Overplayed Kiprusoff Puts in Soft Performance
Playing in one of the first games on nationwide TV in recent memory (or so it seems), you’d think the players and even the fans would want to put on a bit of a show. Not so. The fans put out another eerily quiet presence, so much so the CBC colour commentator remarked more than half a dozen times how quiet it was.
The players couldn’t find an answer either. They came out of the gate slow, were outplayed, outworked, and generated little scoring chances. They suffered from the same problem they had against the Blues last week–crappy team syndrome.

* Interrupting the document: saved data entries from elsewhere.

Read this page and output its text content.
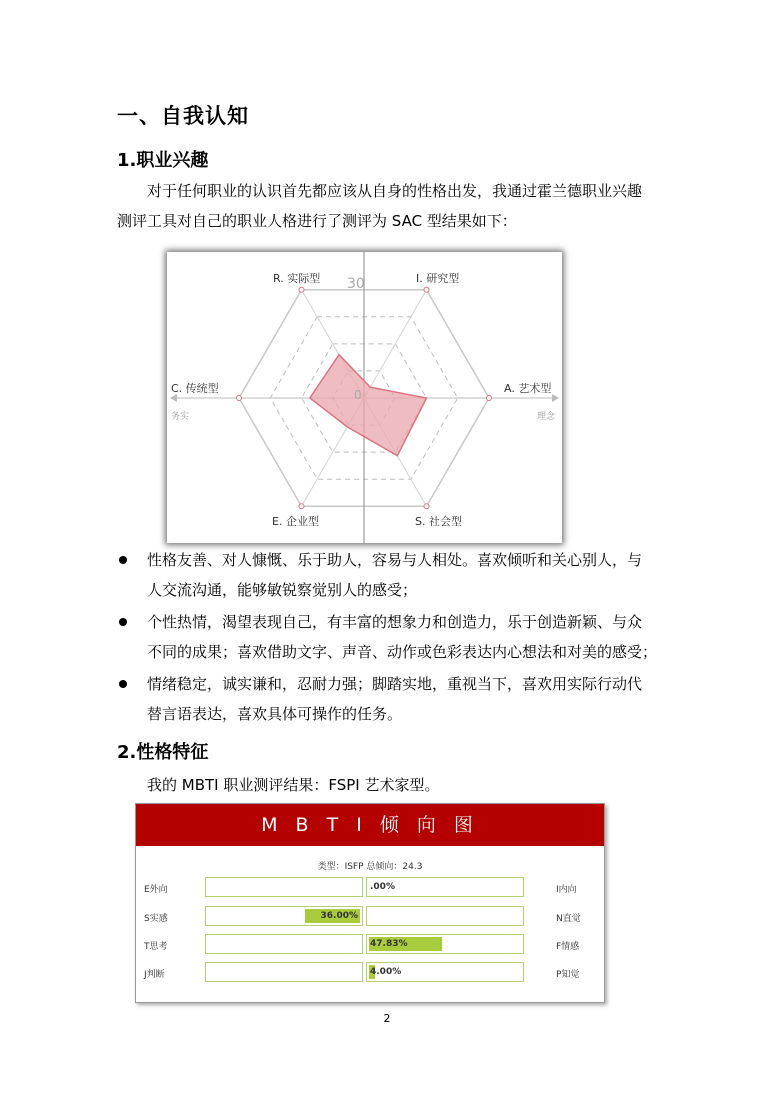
一、自我认知
1.职业兴趣
对于任何职业的认识首先都应该从自身的性格出发，我通过霍兰德职业兴趣
测评工具对自己的职业人格进行了测评为 SAC 型结果如下：
R. 实际型	I. 研究型
A. 艺术型
S. 社会型
E. 企业型
C. 传统型
30
0
务实	理念
性格友善、对人慷慨、乐于助人，容易与人相处。喜欢倾听和关心别人，与
人交流沟通，能够敏锐察觉别人的感受；
个性热情，渴望表现自己，有丰富的想象力和创造力，乐于创造新颖、与众
不同的成果；喜欢借助文字、声音、动作或色彩表达内心想法和对美的感受；
情绪稳定，诚实谦和，忍耐力强；脚踏实地，重视当下，喜欢用实际行动代
替言语表达，喜欢具体可操作的任务。
2.性格特征
我的 MBTI 职业测评结果：FSPI 艺术家型。
M B T I 倾 向 图
类型：ISFP 总倾向：24.3
E外向	.00%	I内向
S实感	36.00%	N直觉
T思考	47.83%	F情感
J判断	4.00%	P知觉
2
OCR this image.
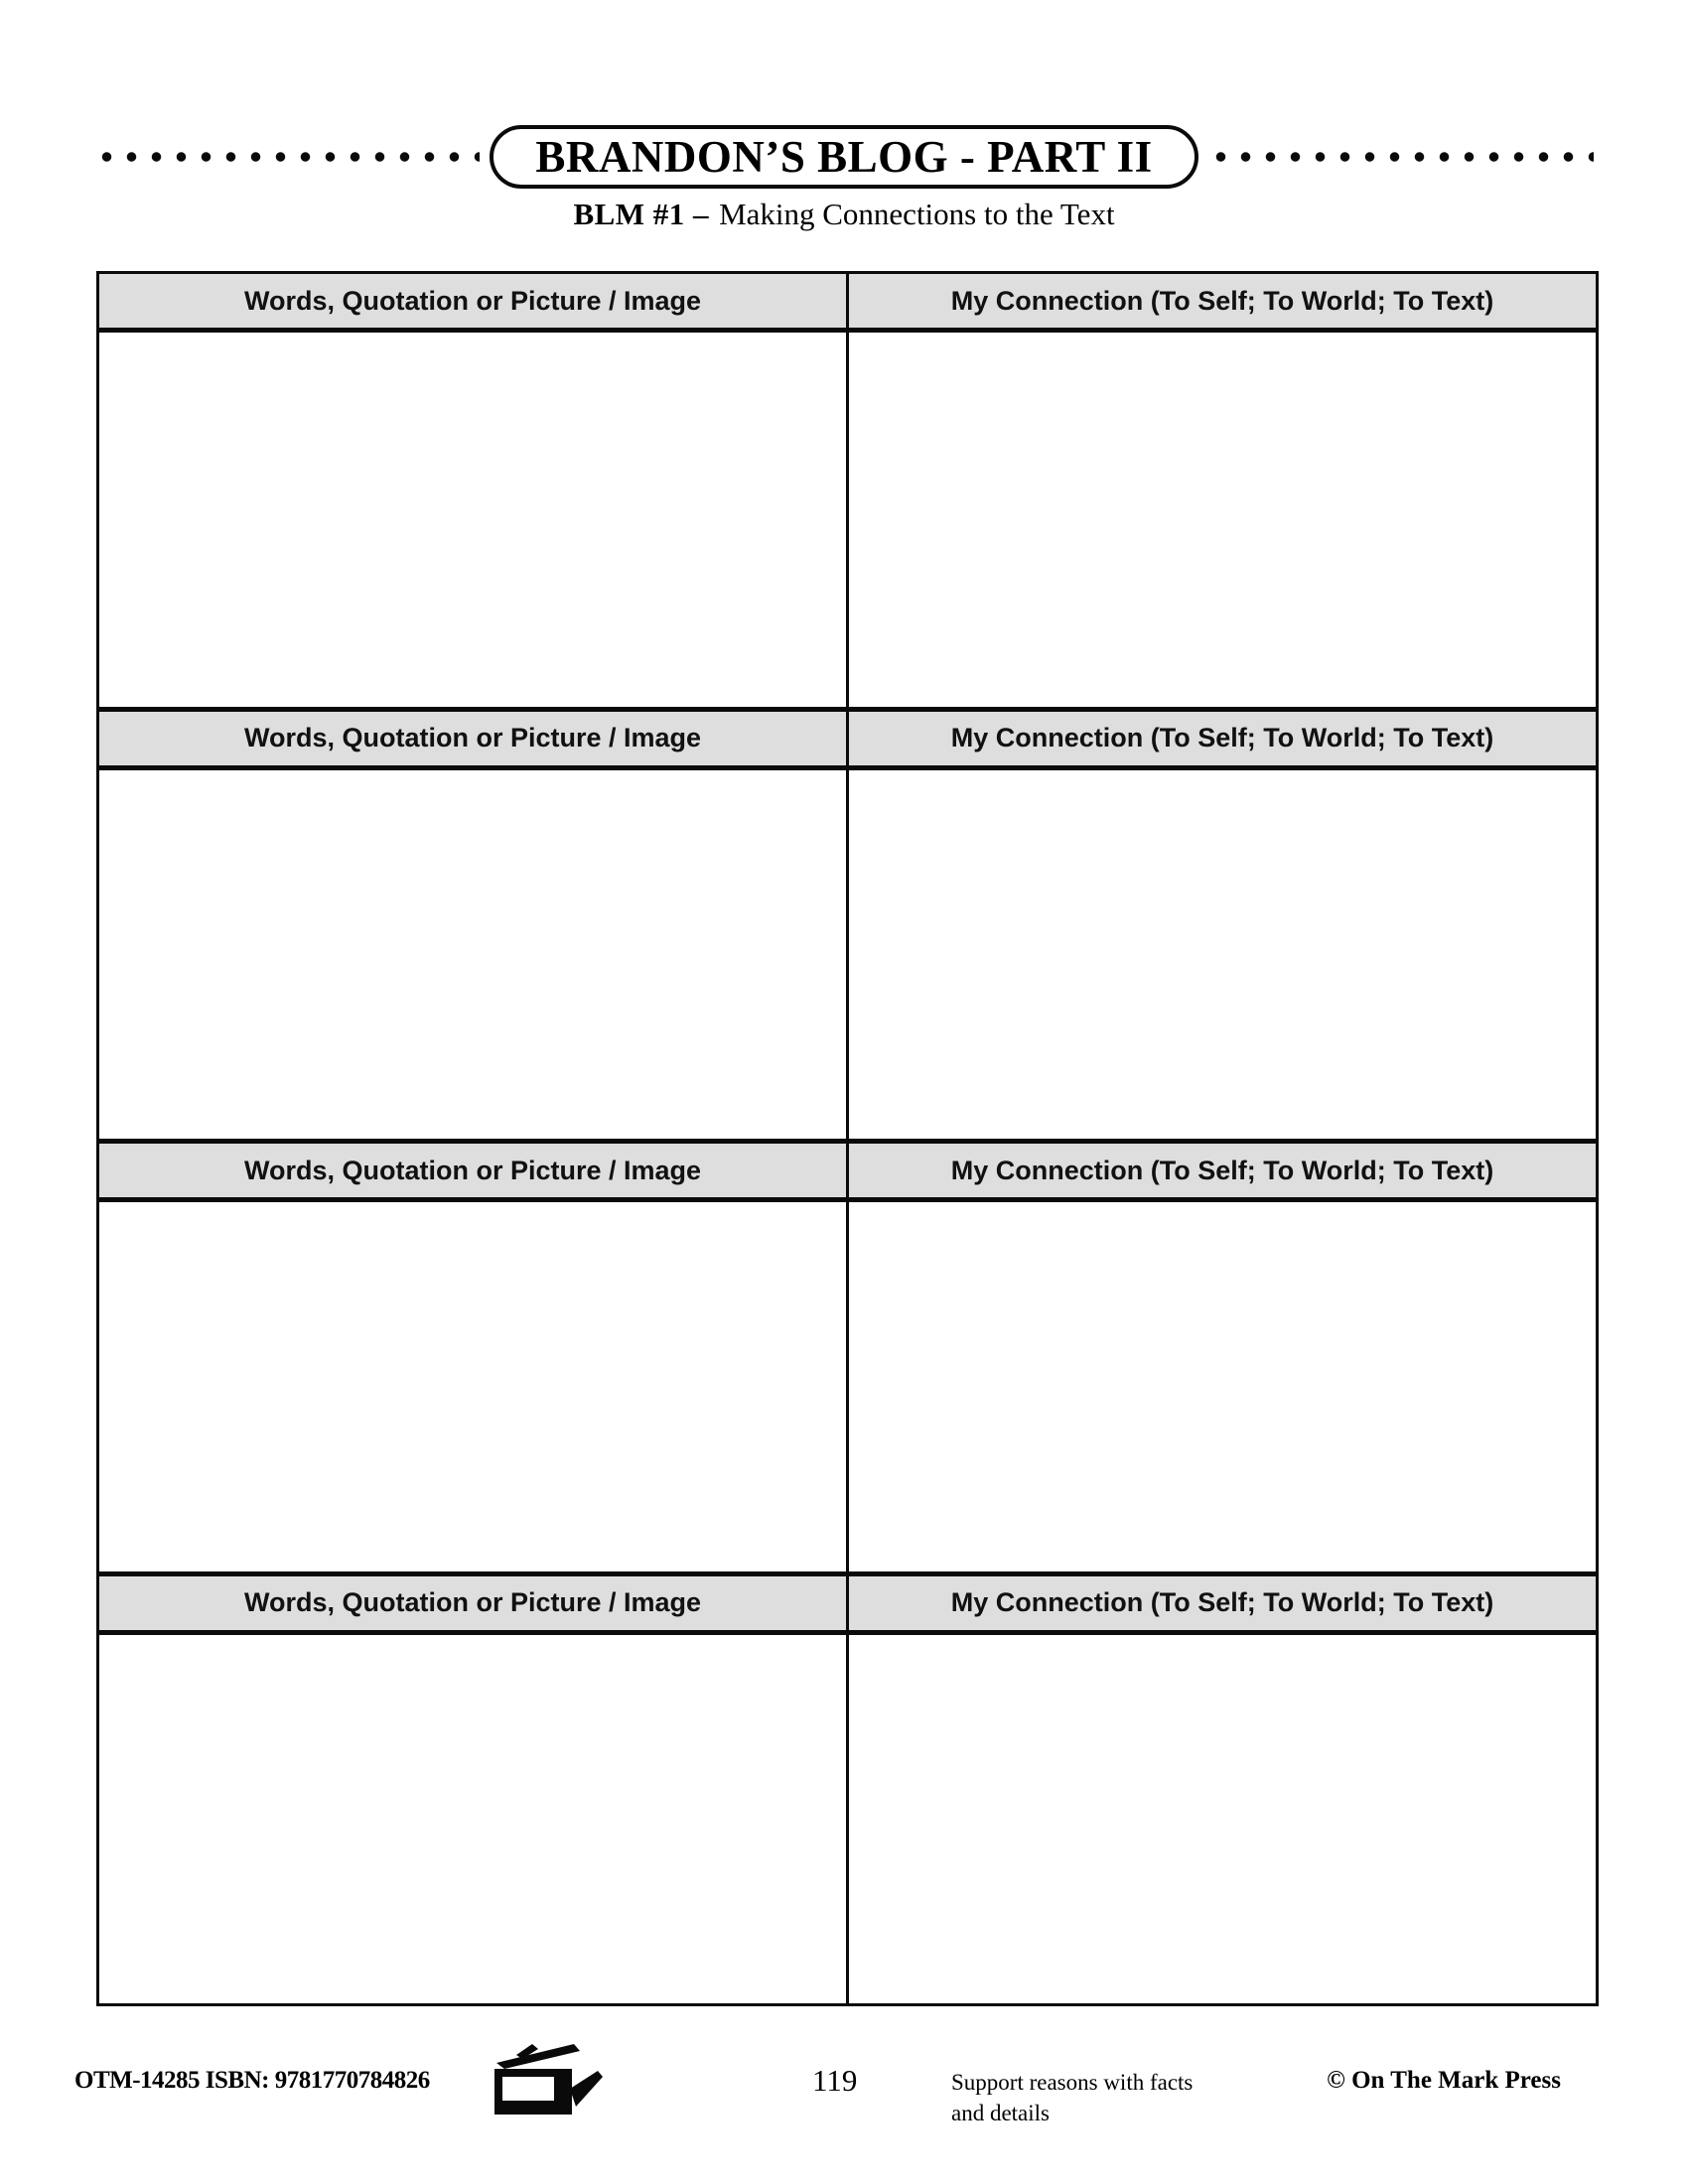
BRANDON’S BLOG - PART II
BLM #1 – Making Connections to the Text
Words, Quotation or Picture / Image	My Connection (To Self; To World; To Text)
Words, Quotation or Picture / Image	My Connection (To Self; To World; To Text)
Words, Quotation or Picture / Image	My Connection (To Self; To World; To Text)
Words, Quotation or Picture / Image	My Connection (To Self; To World; To Text)
OTM-14285 ISBN: 9781770784826	119	Support reasons with facts
and details
© On The Mark Press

The Calgary Flames can’t show up and dominate junky teams. Albeit credit to a much improved Phoenix squad, Calgary still dropped their gameplay to the level of a younger and inexperienced team. Not the MO of an elite squad.
Although Calgary drew within one from Cammelleri’s team leading 18th goal, Miikka Kiprusoff let in a terribly soft goal that was shot from BEHIND the goaline. The goaltender is over worked and it may come back to haunt Calgary in the playoffs with a mentally unprepared goalie.
Don’t call for trades or fires, Calgary is a much improved team and manage to come from behind in the third, could they do it tonight? They did the right things early getting a goal 3 minutes in. However, five minutes later Calgary gave up another goal after nearly tieing the game. Down by two again yet the FLames battled by to draw within one which was as close as they’d get.
Had the Flames come out and played hard in the first two periods like they did in the third they would have won. In reality, they could only play 20 solid minutes rather than 60, and that’s what separates this team from being a contender.
Notes: No goals yet again for Jarome Iginla, however, his line was +3.